<i>Arsenic-loving bacteria may help in hunt for alien life</i>
The first organism able to substitute one of the six chemical elements crucial to life has been found.
The bacterium, found in a California lake, uses the usually poisonous element arsenic in place of phosphorus.
The find, described in Science, gives weight to the long-standing idea that life on other planets may have a radically different chemical makeup.
It also has implications for the way life arose on Earth - and how many times it may have done so.
The "extremophile" bacteria were found in a briny lake in eastern California in the US.
While bacteria have been found in inhospitable environments and can consume what other life finds poisonous, this bacterial strain has actually taken arsenic on board in its cellular machinery.

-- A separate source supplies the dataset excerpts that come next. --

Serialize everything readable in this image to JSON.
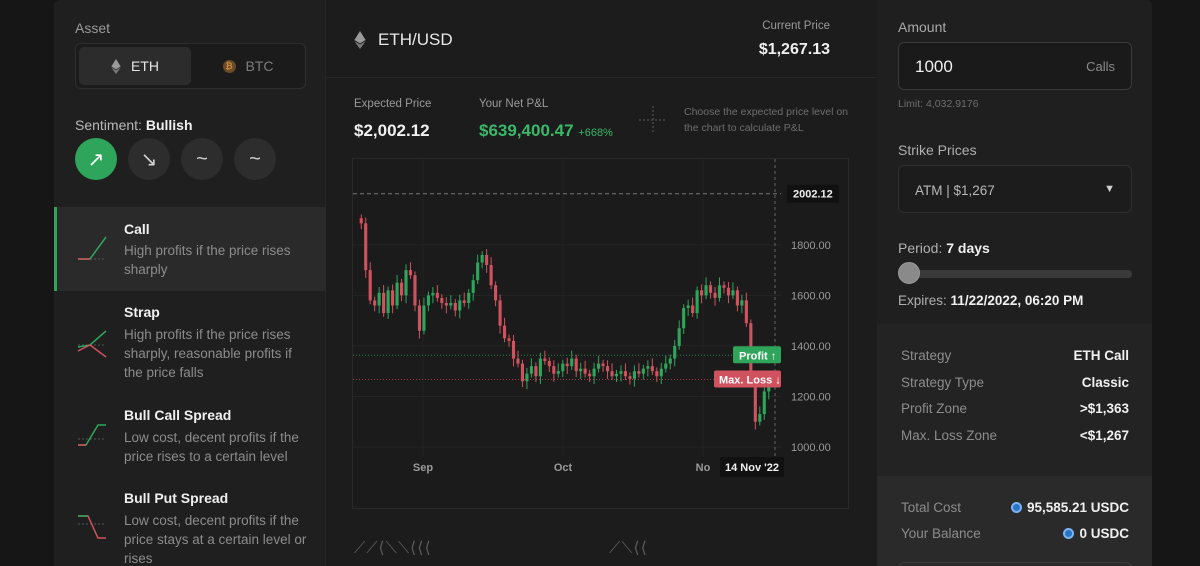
{
  "left": {
    "asset_label": "Asset",
    "assets": [
      {
        "label": "ETH",
        "active": true
      },
      {
        "label": "BTC",
        "active": false
      }
    ],
    "btc_symbol": "₿",
    "sentiment_label": "Sentiment:",
    "sentiment_value": "Bullish",
    "sentiment_buttons": [
      "↗",
      "↘",
      "~",
      "~"
    ],
    "strategies": [
      {
        "title": "Call",
        "desc": "High profits if the price rises sharply",
        "active": true
      },
      {
        "title": "Strap",
        "desc": "High profits if the price rises sharply, reasonable profits if the price falls",
        "active": false
      },
      {
        "title": "Bull Call Spread",
        "desc": "Low cost, decent profits if the price rises to a certain level",
        "active": false
      },
      {
        "title": "Bull Put Spread",
        "desc": "Low cost, decent profits if the price stays at a certain level or rises",
        "active": false
      }
    ]
  },
  "center": {
    "pair": "ETH/USD",
    "current_price_label": "Current Price",
    "current_price": "$1,267.13",
    "expected_price_label": "Expected Price",
    "expected_price": "$2,002.12",
    "pnl_label": "Your Net P&L",
    "pnl_value": "$639,400.47",
    "pnl_pct": "+668%",
    "hint": "Choose the expected price level on the chart to calculate P&L",
    "bottom_icons": "⟋⟋⟨⟍⟍⟨⟨⟨",
    "bottom_icons2": "⟋⟍⟨⟨"
  },
  "chart_data": {
    "type": "candlestick",
    "ylim": [
      1000,
      2100
    ],
    "y_ticks": [
      "1000.00",
      "1200.00",
      "1400.00",
      "1600.00",
      "1800.00"
    ],
    "x_labels": [
      "Sep",
      "Oct",
      "No"
    ],
    "expected_price_label": "2002.12",
    "profit_label": "Profit ↑",
    "profit_level": 1363,
    "loss_label": "Max. Loss ↓",
    "loss_level": 1267,
    "crosshair_date": "14 Nov '22",
    "colors": {
      "up": "#2fa55b",
      "down": "#d0525f"
    },
    "closes": [
      1885,
      1700,
      1580,
      1560,
      1610,
      1530,
      1620,
      1560,
      1650,
      1600,
      1700,
      1680,
      1560,
      1460,
      1560,
      1600,
      1610,
      1590,
      1570,
      1560,
      1570,
      1540,
      1580,
      1570,
      1610,
      1660,
      1730,
      1760,
      1720,
      1640,
      1580,
      1480,
      1430,
      1420,
      1350,
      1330,
      1260,
      1290,
      1320,
      1280,
      1350,
      1340,
      1320,
      1290,
      1300,
      1330,
      1320,
      1350,
      1300,
      1310,
      1290,
      1280,
      1310,
      1330,
      1320,
      1300,
      1280,
      1290,
      1300,
      1280,
      1270,
      1300,
      1290,
      1310,
      1320,
      1300,
      1280,
      1310,
      1330,
      1350,
      1400,
      1470,
      1550,
      1560,
      1530,
      1620,
      1600,
      1640,
      1610,
      1590,
      1640,
      1630,
      1600,
      1620,
      1560,
      1580,
      1490,
      1260,
      1100,
      1130,
      1220,
      1260
    ]
  },
  "right": {
    "amount_label": "Amount",
    "amount_value": "1000",
    "amount_unit": "Calls",
    "limit": "Limit: 4,032.9176",
    "strike_label": "Strike Prices",
    "strike_value": "ATM  |  $1,267",
    "period_label": "Period:",
    "period_value": "7 days",
    "period_fraction": 0.0,
    "expires_label": "Expires:",
    "expires_value": "11/22/2022, 06:20 PM",
    "summary": [
      {
        "k": "Strategy",
        "v": "ETH Call"
      },
      {
        "k": "Strategy Type",
        "v": "Classic"
      },
      {
        "k": "Profit Zone",
        "v": ">$1,363"
      },
      {
        "k": "Max. Loss Zone",
        "v": "<$1,267"
      }
    ],
    "cost": [
      {
        "k": "Total Cost",
        "v": "95,585.21 USDC"
      },
      {
        "k": "Your Balance",
        "v": "0 USDC"
      }
    ]
  }
}
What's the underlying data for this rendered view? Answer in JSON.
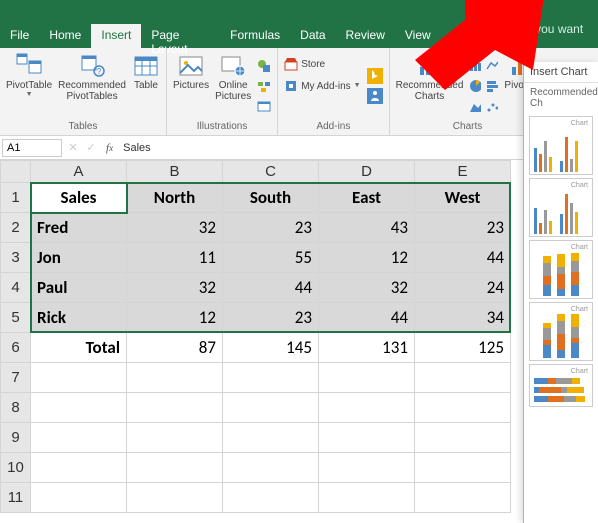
{
  "tabs": {
    "file": "File",
    "home": "Home",
    "insert": "Insert",
    "pageLayout": "Page Layout",
    "formulas": "Formulas",
    "data": "Data",
    "review": "Review",
    "view": "View",
    "tell": "Tell me what you want to d"
  },
  "ribbon": {
    "pivotTable": "PivotTable",
    "recommendedPivot": "Recommended\nPivotTables",
    "table": "Table",
    "tablesGroup": "Tables",
    "pictures": "Pictures",
    "onlinePictures": "Online\nPictures",
    "illustrationsGroup": "Illustrations",
    "store": "Store",
    "myAddins": "My Add-ins",
    "addinsGroup": "Add-ins",
    "recommendedCharts": "Recommended\nCharts",
    "chartsGroup": "Charts",
    "pivotChart": "PivotCh"
  },
  "namebox": "A1",
  "formula": "Sales",
  "colHdrs": [
    "A",
    "B",
    "C",
    "D",
    "E"
  ],
  "rowHdrs": [
    "1",
    "2",
    "3",
    "4",
    "5",
    "6",
    "7",
    "8",
    "9",
    "10",
    "11"
  ],
  "cells": {
    "A1": "Sales",
    "B1": "North",
    "C1": "South",
    "D1": "East",
    "E1": "West",
    "A2": "Fred",
    "B2": "32",
    "C2": "23",
    "D2": "43",
    "E2": "23",
    "A3": "Jon",
    "B3": "11",
    "C3": "55",
    "D3": "12",
    "E3": "44",
    "A4": "Paul",
    "B4": "32",
    "C4": "44",
    "D4": "32",
    "E4": "24",
    "A5": "Rick",
    "B5": "12",
    "C5": "23",
    "D5": "44",
    "E5": "34",
    "A6": "Total",
    "B6": "87",
    "C6": "145",
    "D6": "131",
    "E6": "125"
  },
  "sidePanel": {
    "title": "Insert Chart",
    "subtitle": "Recommended Ch",
    "thumbLabel": "Chart"
  }
}
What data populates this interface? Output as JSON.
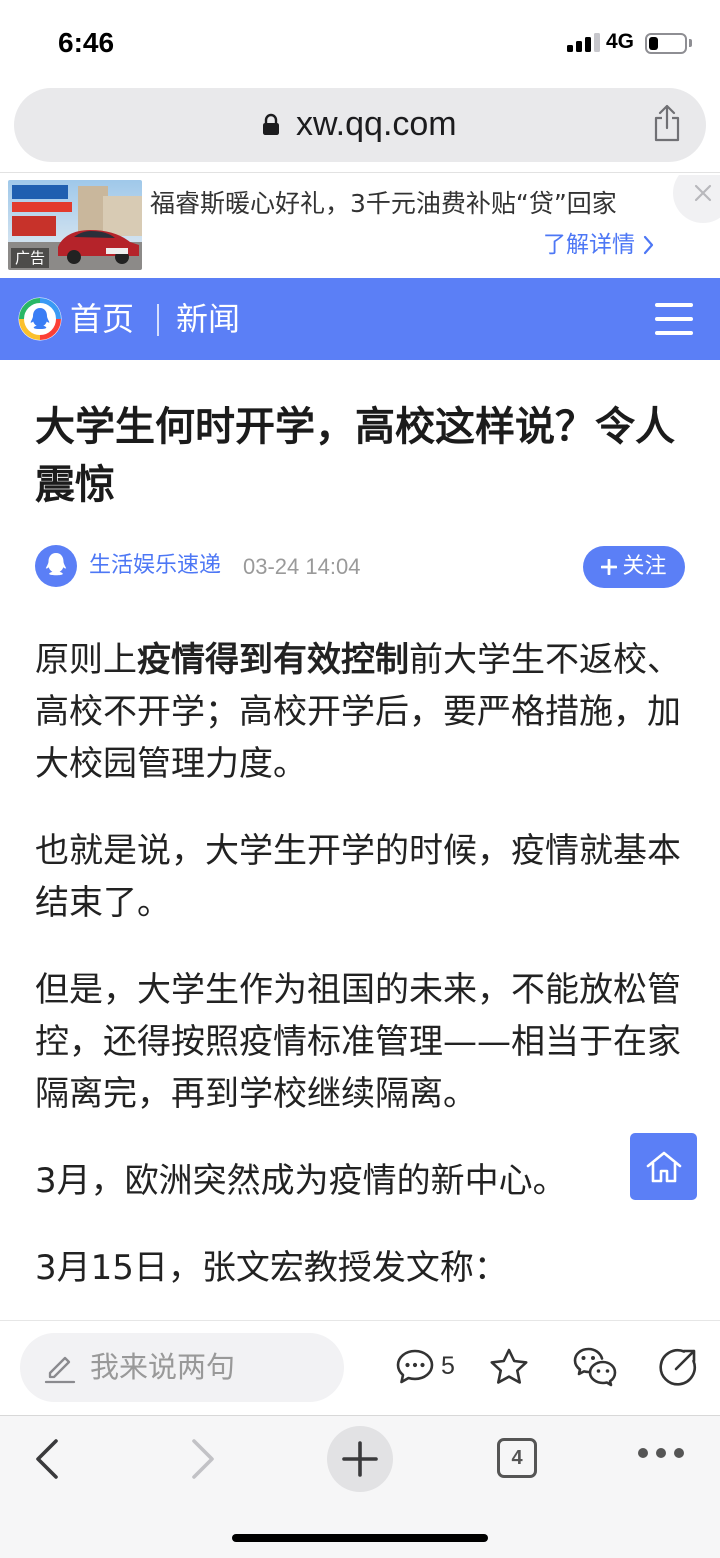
{
  "status_bar": {
    "time": "6:46",
    "network": "4G",
    "signal_bars": 3,
    "signal_bars_max": 4,
    "battery_level": 0.25,
    "icons": [
      "signal-icon",
      "battery-icon"
    ]
  },
  "address_bar": {
    "url": "xw.qq.com",
    "icons": [
      "lock-icon",
      "share-icon"
    ]
  },
  "ad_banner": {
    "badge": "广告",
    "text": "福睿斯暖心好礼，3千元油费补贴“贷”回家",
    "cta": "了解详情",
    "icons": [
      "chevron-right-icon",
      "close-icon"
    ]
  },
  "site_header": {
    "home_label": "首页",
    "section_label": "新闻",
    "icons": [
      "qq-news-logo-icon",
      "hamburger-menu-icon"
    ]
  },
  "article": {
    "title": "大学生何时开学，高校这样说？令人震惊",
    "author": "生活娱乐速递",
    "published": "03-24 14:04",
    "follow_label": "关注",
    "paragraphs": [
      {
        "segments": [
          {
            "text": "原则上",
            "bold": false
          },
          {
            "text": "疫情得到有效控制",
            "bold": true
          },
          {
            "text": "前大学生不返校、高校不开学；高校开学后，要严格措施，加大校园管理力度。",
            "bold": false
          }
        ]
      },
      {
        "segments": [
          {
            "text": "也就是说，大学生开学的时候，疫情就基本结束了。",
            "bold": false
          }
        ]
      },
      {
        "segments": [
          {
            "text": "但是，大学生作为祖国的未来，不能放松管控，还得按照疫情标准管理——相当于在家隔离完，再到学校继续隔离。",
            "bold": false
          }
        ]
      },
      {
        "segments": [
          {
            "text": "3月，欧洲突然成为疫情的新中心。",
            "bold": false
          }
        ]
      },
      {
        "segments": [
          {
            "text": "3月15日，张文宏教授发文称：",
            "bold": false
          }
        ]
      }
    ]
  },
  "floating_button": {
    "icon": "home-icon"
  },
  "comment_bar": {
    "placeholder": "我来说两句",
    "comment_count": "5",
    "icons": [
      "edit-icon",
      "comment-icon",
      "star-icon",
      "wechat-icon",
      "share-icon"
    ]
  },
  "browser_toolbar": {
    "tab_count": "4",
    "icons": [
      "back-icon",
      "forward-icon",
      "plus-icon",
      "tabs-icon",
      "more-icon"
    ]
  },
  "colors": {
    "brand": "#5b7ff6",
    "link": "#4d77f5",
    "text": "#222222",
    "muted": "#999999"
  }
}
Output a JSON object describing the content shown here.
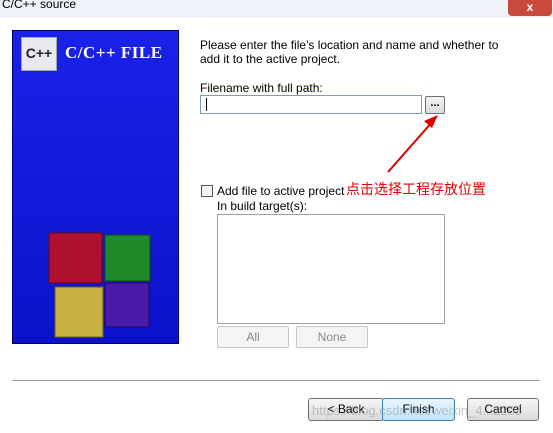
{
  "window": {
    "title": "C/C++ source",
    "close_glyph": "x"
  },
  "side_panel": {
    "title": "C/C++ FILE",
    "logo_text": "C++"
  },
  "description": "Please enter the file's location and name and whether to add it to the active project.",
  "filename": {
    "label": "Filename with full path:",
    "value": "",
    "browse_label": "..."
  },
  "add_to_project": {
    "label": "Add file to active project",
    "checked": false
  },
  "build_targets": {
    "label": "In build target(s):",
    "items": []
  },
  "target_buttons": {
    "all": "All",
    "none": "None"
  },
  "footer": {
    "back": "< Back",
    "finish": "Finish",
    "cancel": "Cancel"
  },
  "annotation": {
    "text": "点击选择工程存放位置",
    "color": "#e00000"
  },
  "watermark": "https://blog.csdn.net/weixin_4...2205",
  "colors": {
    "panel_blue": "#0b12c9",
    "cube_red": "#b01030",
    "cube_green": "#1e8a2a",
    "cube_yellow": "#c8b040",
    "cube_purple": "#4a1aa8"
  }
}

Until now, the idea has been that life on Earth must be composed of at least the six elements carbon, hydrogen, oxygen, nitrogen, sulphur and phosphorus - no example had ever been found that violates this golden rule of biochemistry.
The bacteria were found as part of a hunt for life forms radically different from those we know.
"At the moment we have no idea if life is just a freak, bizarre accident which is confined to Earth or whether it is a natural part of a fundamentally biofriendly universe in which life pops up wherever there are Earth-like conditions," explained Paul Davies, the Arizona State University and Nasa Astrobiology Institute researcher who co-authored the research.